‘Move together,’ president saysWASHINGTON — Pleading for unity in a newly divided government, President Barack Obama implored Democratic and Republican lawmakers to rally behind his vision of economic revival for an anxious nation, declaring in his State of the Union address Tuesday night: “We will move forward together or not at all.”
By: Ben Feller, The Associated Press
WASHINGTON — Pleading for unity in a newly divided government, President Barack Obama implored Democratic and Republican lawmakers to rally behind his vision of economic revival for an anxious nation, declaring in his State of the Union address Tuesday night: “We will move forward together or not at all.”
The president unveiled an agenda of carefully balanced political goals: a burst of spending on education, research, technology and transportation to make the nation more competitive, alongside pledges, in the strongest terms of his presidency, to cut the deficit and smack down spending deemed wasteful to America. Yet he never explained how he’d pull that off or what specifically would be cut.
Obama spoke to a television audience in the millions and a Congress sobered by the assassination attempt against one if its own members, Rep. Gabrielle Giffords. Her seat sat empty, and many lawmakers of competing parties sat together in a show of support and civility. Yet differences were still evident, as when Democrats stood to applaud his comments on health care and tax cuts while Republicans next to them sat mute.
In his best chance of the year to connect with the country, Obama devoted most of his hour-long prime-time address to the economy, the issue that dominates concern in a nation still reeling from a monster recession — and the one that will shape his own political fortunes in the 2012 election.

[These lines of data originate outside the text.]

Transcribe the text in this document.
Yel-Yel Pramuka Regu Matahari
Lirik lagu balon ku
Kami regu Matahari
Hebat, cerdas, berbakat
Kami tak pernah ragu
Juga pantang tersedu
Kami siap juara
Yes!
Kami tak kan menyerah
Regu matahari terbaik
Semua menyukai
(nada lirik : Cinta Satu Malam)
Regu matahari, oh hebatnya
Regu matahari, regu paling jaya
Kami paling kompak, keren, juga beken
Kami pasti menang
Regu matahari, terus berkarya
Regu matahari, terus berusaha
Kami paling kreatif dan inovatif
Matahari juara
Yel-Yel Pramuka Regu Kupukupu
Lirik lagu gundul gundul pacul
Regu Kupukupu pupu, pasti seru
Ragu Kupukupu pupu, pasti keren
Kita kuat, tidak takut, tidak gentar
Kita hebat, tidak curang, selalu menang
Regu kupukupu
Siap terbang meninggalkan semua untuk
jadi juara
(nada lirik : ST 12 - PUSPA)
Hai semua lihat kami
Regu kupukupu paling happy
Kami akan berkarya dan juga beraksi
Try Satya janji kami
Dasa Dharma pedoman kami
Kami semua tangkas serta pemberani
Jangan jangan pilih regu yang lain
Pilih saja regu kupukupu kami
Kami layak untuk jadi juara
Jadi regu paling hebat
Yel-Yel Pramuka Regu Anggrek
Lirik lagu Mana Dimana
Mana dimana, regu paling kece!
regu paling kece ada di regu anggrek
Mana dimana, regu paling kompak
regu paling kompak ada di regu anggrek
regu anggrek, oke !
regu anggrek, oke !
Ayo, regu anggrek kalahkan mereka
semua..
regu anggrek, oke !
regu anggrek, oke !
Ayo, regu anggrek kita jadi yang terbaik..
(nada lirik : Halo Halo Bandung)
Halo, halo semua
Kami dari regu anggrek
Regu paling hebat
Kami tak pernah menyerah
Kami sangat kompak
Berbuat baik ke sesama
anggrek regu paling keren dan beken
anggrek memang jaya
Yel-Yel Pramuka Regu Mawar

Eager to show some budget toughness, Obama pledged to veto any bill with earmarks, the term used for lawmakers’ pet projects. House Speaker John Boehner and other Republicans applauded. But Obama’s promise drew a rebuke from his own party even before he spoke, as Senate Majority Leader Harry Reid, D-Nev., said the president had enough power and that plans to ban earmarks were “a lot of pretty talk.”
Obama’s proposals Tuesday night ranged across the scope of government: cutting the corporate tax, providing wireless services for almost the whole nation, consolidating government agencies and freezing most discretionary federal spending for the next five years. In the overarching theme of his speech, the president told the lawmakers: “The future is ours to win.”
In essence, Obama reset his agenda as he heads toward a re-election bid with less clout and limited time before the campaign consumes more attention.
Yet Republicans have dismissed his “investment” proposals as merely new spending. Republican Rep. Paul Ryan of Wisconsin, giving the GOP’s response, said the nation was at “a tipping point” leading to a dire future if federal deficits aren’t trimmed. The Senate’s Republican leader, Mitch McConnell of Kentucky, said the president had gotten the message from the November midterm elections and “changed the tone and the rhetoric from the first two years.”